Not everyone makes student loan payments on a monthly basis alone. Instead, one way to pay your student loans back quickly is to make additional payments on your student loan balance whenever you have the extra money.
This is a great strategy if you have the funds. Not only will it help you to pay back your loans in a more timely manner, but it will also help you pay less money overall. This is because extra payments decrease the overall amount of interest that you owe. Think about it like this: if you don’t make extra payments, then it will take you 20 years to pay back your loan. On the other hand, if you do make the extra payments, then it might just take you 15 years. With the extra payments, you’re avoiding about five years of payments!
Even if you can’t pay off the entire amount of your student loans, extra payments can still help to lower your interest rate. Remember that interest is calculated by taking your total outstanding balance into account. Anything that makes this balance lower — such as sending your student loan refund back — will also help you to accrue less interest.
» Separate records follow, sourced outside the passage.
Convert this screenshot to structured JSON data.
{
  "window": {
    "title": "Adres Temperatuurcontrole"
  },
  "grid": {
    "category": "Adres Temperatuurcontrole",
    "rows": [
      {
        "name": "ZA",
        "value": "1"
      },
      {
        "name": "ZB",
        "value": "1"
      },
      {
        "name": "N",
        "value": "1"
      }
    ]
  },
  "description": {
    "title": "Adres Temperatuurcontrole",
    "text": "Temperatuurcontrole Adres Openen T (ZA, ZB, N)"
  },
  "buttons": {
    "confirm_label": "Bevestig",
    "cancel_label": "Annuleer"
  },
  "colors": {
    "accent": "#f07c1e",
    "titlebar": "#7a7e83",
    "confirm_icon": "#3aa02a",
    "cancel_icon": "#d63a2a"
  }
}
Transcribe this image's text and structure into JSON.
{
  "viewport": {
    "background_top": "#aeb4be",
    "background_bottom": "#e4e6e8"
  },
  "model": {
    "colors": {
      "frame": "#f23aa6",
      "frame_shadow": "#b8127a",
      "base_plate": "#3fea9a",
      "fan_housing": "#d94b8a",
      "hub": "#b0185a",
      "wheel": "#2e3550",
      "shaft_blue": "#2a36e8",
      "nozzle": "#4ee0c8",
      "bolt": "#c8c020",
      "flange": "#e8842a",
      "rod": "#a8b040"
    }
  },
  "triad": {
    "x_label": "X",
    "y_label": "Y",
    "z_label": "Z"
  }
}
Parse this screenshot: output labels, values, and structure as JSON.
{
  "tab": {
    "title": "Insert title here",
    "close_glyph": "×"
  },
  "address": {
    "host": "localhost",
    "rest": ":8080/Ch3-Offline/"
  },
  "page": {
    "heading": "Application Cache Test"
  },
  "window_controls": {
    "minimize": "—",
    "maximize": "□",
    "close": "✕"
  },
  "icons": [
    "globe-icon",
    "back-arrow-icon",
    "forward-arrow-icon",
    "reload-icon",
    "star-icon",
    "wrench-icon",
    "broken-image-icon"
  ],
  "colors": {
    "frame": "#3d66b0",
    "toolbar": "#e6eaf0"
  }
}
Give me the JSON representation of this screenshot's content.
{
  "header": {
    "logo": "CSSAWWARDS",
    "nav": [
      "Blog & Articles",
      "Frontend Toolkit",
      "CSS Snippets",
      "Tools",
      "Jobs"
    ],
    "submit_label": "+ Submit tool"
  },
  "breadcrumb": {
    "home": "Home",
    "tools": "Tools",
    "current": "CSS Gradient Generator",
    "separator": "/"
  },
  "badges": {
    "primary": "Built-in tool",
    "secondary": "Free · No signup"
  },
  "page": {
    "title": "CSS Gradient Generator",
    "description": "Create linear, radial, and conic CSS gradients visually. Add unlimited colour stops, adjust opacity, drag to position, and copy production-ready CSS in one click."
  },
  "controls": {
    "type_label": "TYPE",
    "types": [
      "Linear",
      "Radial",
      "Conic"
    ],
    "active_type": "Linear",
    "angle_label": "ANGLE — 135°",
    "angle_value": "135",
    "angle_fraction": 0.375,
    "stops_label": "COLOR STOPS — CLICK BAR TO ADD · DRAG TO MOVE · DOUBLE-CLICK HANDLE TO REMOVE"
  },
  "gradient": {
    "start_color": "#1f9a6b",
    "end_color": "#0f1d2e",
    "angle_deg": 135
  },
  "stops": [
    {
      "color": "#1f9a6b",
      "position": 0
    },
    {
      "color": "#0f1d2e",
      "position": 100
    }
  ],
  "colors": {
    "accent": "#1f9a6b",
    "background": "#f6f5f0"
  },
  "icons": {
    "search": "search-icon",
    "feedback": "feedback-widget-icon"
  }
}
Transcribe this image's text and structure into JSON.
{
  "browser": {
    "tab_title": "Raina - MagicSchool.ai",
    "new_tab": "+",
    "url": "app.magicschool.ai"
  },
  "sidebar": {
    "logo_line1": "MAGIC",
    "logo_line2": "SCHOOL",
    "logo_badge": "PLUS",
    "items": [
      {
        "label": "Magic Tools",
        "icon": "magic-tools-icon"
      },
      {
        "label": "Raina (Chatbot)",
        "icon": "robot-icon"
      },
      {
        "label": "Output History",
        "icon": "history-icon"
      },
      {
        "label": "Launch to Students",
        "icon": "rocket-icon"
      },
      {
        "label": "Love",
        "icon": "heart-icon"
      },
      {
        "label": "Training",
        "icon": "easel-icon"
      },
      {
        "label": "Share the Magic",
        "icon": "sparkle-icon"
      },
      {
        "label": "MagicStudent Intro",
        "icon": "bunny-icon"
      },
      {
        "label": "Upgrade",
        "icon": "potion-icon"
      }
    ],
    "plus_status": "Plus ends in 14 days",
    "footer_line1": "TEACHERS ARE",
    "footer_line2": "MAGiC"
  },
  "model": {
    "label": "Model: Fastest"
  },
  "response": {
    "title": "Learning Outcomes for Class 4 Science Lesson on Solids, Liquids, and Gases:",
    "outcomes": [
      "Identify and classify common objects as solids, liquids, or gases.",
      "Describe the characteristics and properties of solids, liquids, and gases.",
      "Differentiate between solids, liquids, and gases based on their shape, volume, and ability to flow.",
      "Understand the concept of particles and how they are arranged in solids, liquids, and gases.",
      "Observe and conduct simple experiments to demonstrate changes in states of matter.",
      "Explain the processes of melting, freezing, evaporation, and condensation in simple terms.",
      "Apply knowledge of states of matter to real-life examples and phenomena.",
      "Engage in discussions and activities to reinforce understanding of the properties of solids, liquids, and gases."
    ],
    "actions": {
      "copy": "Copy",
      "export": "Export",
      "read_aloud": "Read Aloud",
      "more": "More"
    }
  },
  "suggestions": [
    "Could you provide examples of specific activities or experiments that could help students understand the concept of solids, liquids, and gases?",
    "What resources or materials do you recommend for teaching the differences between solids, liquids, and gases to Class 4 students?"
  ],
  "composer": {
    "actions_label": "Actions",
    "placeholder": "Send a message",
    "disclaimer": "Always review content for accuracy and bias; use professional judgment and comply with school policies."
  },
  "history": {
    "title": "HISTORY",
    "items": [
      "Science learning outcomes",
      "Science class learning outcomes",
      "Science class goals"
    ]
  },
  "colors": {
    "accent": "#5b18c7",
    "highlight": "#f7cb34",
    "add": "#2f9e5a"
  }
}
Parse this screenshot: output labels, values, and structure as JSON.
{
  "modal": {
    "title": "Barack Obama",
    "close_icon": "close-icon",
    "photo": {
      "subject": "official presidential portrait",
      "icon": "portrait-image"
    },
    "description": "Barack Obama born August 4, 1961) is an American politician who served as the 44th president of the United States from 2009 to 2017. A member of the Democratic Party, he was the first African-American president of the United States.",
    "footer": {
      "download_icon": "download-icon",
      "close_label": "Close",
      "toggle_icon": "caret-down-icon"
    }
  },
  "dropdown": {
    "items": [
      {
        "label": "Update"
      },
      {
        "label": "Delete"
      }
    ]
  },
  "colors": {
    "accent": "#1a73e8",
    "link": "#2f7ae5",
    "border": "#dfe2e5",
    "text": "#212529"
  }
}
How Does Refinancing Change Student Loan Interest?
Making extra payments isn’t the only way to lower the amount of interest that you pay on your student loans. When you first received your loans, you agreed to a particular fixed interest rate determined by the government or your private lender. The interest rate for those loans is set in stone, but there’s a way around it.
Student loan refinancing is a process where you take out a brand new loan to pay back the loan or loans that you currently owe. This new loan comes with a different interest rate, terms, and options compared to your old loan, so you can negotiate for a lower interest rate altogether.
Ultimately, the goal of student loan refinancing is to get a lower interest rate on your student loans. With a lower interest rate, you may end up paying less, helping you to cut down on the final amount that you owe for your student loans.
Student loan interest rates may appear complicated at the outset. By learning how student loan interest rates work, you are able to equip yourself with the tools necessary to pay less interest in the long run. By making extra payments when you have the money or by refinancing your student loans, you can make sure that you’re not paying any more than you have to.